With the economy growing at 2.1%, unemployment at 3.6%, creating 170,000 jobs per month, and estimated underlying core inflation of 2%, no objective data justifies cutting rates that are already artificially low. Wages are rising by 3% and credit growth for companies and families is solid.
There is also no public sector financing problem. The 10-year US bond trades at a 2.05% yield, consistent with the country’s growth and inflation. In real terms, the United States borrows at almost no cost and without Federal Reserve support, as all bond demand comes from the secondary market.
If the Federal Reserve cuts rates it can be for two reasons: One, because it expects a drastic and abrupt worsening of the economy, but that is apparently not the case, as the Fed itself talks of a “solid” economy. The second reason would be more concerning. The Federal Reserve would cut rates as a reactive measure against the monetary assault of the ECB (eurozone), the PBOC (China) and the BOJ (Japan). That is because it is recognizing in a veiled way that we are in a dangerous bubble inflated by central banks, and that we are heading for a currency war. It is no surprise that the dollar index (the DXY) has risen despite expectations of lower rates and even repurchase of bonds via reinvestment of interests in the United States. When all major economies “copy” the Fed without having the financial balance, economic dynamism and global reserve currency of the United States, they are basically implicitly saying “buy dollars”.

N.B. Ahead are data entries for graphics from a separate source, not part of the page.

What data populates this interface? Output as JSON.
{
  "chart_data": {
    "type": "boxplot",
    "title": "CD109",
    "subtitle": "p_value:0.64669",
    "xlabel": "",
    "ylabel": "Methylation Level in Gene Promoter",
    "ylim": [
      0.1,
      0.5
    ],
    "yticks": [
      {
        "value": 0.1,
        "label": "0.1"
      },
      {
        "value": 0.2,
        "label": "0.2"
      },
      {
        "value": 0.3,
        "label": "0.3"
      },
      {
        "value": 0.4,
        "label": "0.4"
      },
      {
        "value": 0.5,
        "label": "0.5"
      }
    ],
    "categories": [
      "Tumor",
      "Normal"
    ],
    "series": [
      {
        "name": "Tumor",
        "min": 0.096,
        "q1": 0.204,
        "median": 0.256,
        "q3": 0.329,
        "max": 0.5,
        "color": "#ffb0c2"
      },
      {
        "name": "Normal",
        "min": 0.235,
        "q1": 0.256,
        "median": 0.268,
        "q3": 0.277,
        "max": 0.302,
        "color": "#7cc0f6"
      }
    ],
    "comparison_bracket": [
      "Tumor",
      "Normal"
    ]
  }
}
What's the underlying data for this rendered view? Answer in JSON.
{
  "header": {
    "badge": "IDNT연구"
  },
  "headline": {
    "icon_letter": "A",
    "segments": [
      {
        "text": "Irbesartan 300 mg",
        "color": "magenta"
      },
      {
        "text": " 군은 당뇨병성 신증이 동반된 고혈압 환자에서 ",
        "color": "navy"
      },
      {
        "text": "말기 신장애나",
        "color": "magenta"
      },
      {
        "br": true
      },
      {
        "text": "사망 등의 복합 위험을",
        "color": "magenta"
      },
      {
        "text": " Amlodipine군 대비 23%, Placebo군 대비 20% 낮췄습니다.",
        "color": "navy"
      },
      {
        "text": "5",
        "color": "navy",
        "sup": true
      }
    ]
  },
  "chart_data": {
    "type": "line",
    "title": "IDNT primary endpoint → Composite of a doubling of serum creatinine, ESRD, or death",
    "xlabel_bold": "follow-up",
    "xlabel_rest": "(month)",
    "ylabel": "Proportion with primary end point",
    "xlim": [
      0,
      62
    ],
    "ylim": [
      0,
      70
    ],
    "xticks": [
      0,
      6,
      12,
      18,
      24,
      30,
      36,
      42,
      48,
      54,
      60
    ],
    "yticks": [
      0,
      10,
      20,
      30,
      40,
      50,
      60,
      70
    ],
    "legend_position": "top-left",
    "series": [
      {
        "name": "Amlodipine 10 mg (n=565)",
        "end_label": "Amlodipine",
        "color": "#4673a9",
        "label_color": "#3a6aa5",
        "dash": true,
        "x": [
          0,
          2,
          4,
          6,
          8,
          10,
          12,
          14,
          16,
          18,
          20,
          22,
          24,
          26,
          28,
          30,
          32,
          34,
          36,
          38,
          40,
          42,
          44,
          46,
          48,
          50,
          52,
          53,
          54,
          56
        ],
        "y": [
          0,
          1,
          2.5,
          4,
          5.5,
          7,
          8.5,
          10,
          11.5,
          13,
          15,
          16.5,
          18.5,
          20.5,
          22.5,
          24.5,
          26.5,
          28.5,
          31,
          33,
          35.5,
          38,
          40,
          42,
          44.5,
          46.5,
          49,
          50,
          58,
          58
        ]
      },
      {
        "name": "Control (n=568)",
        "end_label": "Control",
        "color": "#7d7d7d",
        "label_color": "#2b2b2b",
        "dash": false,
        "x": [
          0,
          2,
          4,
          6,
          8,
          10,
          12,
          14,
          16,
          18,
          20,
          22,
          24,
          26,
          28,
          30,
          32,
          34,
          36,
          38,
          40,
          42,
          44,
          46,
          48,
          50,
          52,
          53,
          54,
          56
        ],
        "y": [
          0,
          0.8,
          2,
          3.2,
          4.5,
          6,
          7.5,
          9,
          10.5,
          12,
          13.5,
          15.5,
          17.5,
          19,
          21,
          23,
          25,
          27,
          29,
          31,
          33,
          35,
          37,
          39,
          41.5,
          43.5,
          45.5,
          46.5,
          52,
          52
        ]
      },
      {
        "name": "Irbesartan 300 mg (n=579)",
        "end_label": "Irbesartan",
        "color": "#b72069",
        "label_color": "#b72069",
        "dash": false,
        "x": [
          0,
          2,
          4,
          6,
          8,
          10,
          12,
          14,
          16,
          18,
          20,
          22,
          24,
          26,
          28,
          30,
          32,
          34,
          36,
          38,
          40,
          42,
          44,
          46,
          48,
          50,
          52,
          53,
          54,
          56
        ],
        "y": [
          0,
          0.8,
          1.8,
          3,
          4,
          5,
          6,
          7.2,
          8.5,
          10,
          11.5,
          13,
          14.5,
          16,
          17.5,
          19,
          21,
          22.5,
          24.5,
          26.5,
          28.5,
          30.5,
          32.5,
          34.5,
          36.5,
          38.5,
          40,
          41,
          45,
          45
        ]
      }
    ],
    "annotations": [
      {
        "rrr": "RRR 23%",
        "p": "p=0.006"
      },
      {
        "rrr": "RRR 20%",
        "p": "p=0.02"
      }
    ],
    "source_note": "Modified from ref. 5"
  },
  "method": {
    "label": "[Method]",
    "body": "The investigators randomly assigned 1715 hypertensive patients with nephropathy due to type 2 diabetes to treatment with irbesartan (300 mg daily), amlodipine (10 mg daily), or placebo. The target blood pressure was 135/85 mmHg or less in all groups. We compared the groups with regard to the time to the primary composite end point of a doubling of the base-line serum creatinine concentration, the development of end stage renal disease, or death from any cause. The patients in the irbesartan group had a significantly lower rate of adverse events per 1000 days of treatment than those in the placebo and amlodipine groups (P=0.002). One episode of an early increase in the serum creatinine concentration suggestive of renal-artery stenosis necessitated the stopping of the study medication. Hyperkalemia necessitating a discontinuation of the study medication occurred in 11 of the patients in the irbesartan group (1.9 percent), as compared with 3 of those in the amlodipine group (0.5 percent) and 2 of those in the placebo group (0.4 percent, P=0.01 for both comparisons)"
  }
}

Constant easing has created major imbalances, from asset bubbles to rising zombie companies (“Asset Bubbles to Zombie Companies: The Dark Side of Rate Cuts”).
In the eurozone, there is a similar case. There is no need to cut rates and launch another stimulus, which by the way has never been abandoned, by the way, since all expirations are repurchased). The excess liquidity in the ECB exceeds 1.79 billion euros, rates are already negative and the eurozone governments issue debt at negative and artificially low yields. The credit market shows the risk of dangerous bubbles when the spread between junk and high-quality bonds has fallen to historic lows.
The problem of stagnation of the eurozone and other economies has nothing to do with rates. Businesses and consumers are not going to take more credit or invest more due to a 0.5% change in already artificially depressed rates. The problem of stagnation in many economies is not due to lack of monetary stimulus but its excess. Zombie debt is perpetuated, overcapacity is maintained and malinvestment in high risk and low productivity sectors is encouraged.
The risk to markets is that investors fall again into the trap of betting on “the worse, the better”, that is, taking more risk despite the fact that the earnings’ season and macro data are disappointing, with traders betting it all on new liquidity injections.
The Fed and the ECB face the devil’s alternative. If they normalize monetary policy, they risk an abrupt and widespread correction in risky asset prices, and if they do not normalize, they lose tools to face a true cycle change. The Federal Reserve still has some tools, but the ECB is already in diminishing return territory in monetary policy.
The United States does not need a rate cut, but it probably will. Reducing exposure to the most cyclical part of portfolios may be a good idea because the race towards negative rates of the global economy has only one result: secular stagnation. Central banks will keep risky asset prices, but we cannot forget collateral damages. When high productivity is fiscally penalized and monetary policy is rewarding the most inefficient and indebted parts of the economy, growth suffers and bubbles reach systemic size.